Another few seconds later and the poor creature was thrown into a pot of boiling water. Alive. A few more seconds and it was dead. A few seconds after that, it was no longer a chicken. Meanwhile, the father’s grin had remained all throughout this process. I’m not quite sure I’ve ever seen a man so proud.
What was delivered to our plates a few minutes later was a steaming bowl of chicken broth and chicken parts; plus a side of white rice, veggies, tofu, and some sort of odd nut (or maybe it was a root?) that exploded in your mouth. It wasn’t my favorite meal here, but for sure it was the most authentic.

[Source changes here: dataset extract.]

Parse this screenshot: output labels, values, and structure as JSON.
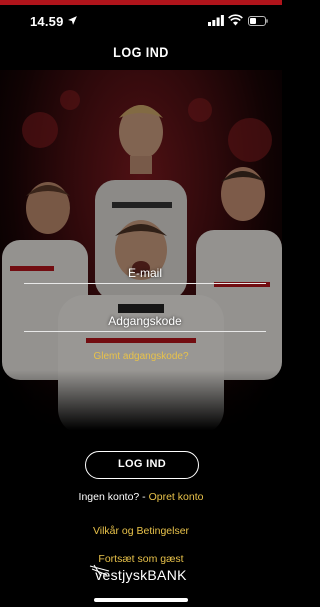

Oh-! And I also snapped their chair in half while trying to lean back for a better view of the chicken massacre. I tried to pay them for it, but they wouldn’t let me.
Day 8 – Sunday, October 7th
Today's ride from Pho Chau to Phong Nha was out of this world. Probably the best riding I’ve ever done, and perhaps ever will. If there's a descriptive word for this ecosystem here it's 'lush'. Everywhere you look it’s green, and I literally mean everywhere. To describe all these things I would need all the words. Instead, I can only urge you to come here yourself. I am feeling like Indiana Jones.